The first advantage is in ROI. Every business faces similar compliance demands to every other similar business. Those who most cost-effectively meet those demands, with the least diversion of management time and effort, are going to have a better return on their compliance management investment. This makes benchmarking a value-adding service: vendors like Benchmark Express, for instance, can identify the extent to which an organization’s total cost of ownership (TCO) of a particular software solution (such as SAP) deviates from best practice, as well as the extent to which it is actually delivering the compliance benefits expected of it.

 

The second advantage is in market share. Customers – both corporate and consumer - are increasingly building compliance profile into their choice of supplier. This gives those businesses that have built compliance into their fabric a competitive edge in winning new business.

 

The third advantage is in shareholder support. Governance and compliance are now part of almost every institutional investor’s assessment process.
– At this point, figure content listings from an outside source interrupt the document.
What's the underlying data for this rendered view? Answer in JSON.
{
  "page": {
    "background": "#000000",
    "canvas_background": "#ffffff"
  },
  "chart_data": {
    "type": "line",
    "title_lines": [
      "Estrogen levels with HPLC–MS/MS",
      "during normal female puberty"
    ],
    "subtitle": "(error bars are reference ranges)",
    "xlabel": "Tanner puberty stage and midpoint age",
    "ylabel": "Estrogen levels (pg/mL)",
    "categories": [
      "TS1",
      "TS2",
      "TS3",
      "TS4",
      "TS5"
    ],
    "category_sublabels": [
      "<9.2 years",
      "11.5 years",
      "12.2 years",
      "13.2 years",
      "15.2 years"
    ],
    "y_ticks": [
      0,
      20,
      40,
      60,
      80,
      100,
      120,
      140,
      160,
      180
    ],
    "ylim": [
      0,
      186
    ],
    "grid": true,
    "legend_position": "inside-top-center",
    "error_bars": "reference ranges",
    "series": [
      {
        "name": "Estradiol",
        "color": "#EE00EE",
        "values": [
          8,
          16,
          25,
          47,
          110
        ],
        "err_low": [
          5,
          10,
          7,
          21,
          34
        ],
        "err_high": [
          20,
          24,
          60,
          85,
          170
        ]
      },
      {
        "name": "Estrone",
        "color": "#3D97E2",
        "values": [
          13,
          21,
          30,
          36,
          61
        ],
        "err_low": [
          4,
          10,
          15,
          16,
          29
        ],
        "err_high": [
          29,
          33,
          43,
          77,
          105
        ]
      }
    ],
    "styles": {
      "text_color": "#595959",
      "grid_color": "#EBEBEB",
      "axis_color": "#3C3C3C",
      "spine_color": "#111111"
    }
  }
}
Those organizations that have a transparent governance and compliance regime have – all other things being equal – a significant advantage over those who don’t.

 

Your IT governance framework should provide a structured, coherent approach to this complex exposure. The same information that is the lifeblood of business management is also the subject of the compliance regime. The technology has to underpin delivery of ALL the strategic business objectives, from market share to cost reduction, and simultaneously ensure that the strategic compliance requirements are met. The board needs certainty in all these areas and that means it needs a transparent approach to IT governance.

 A compliance strategy, executed within an IT governance framework, should also give board members enough comfort for them to again invest most of their time in driving the business forward.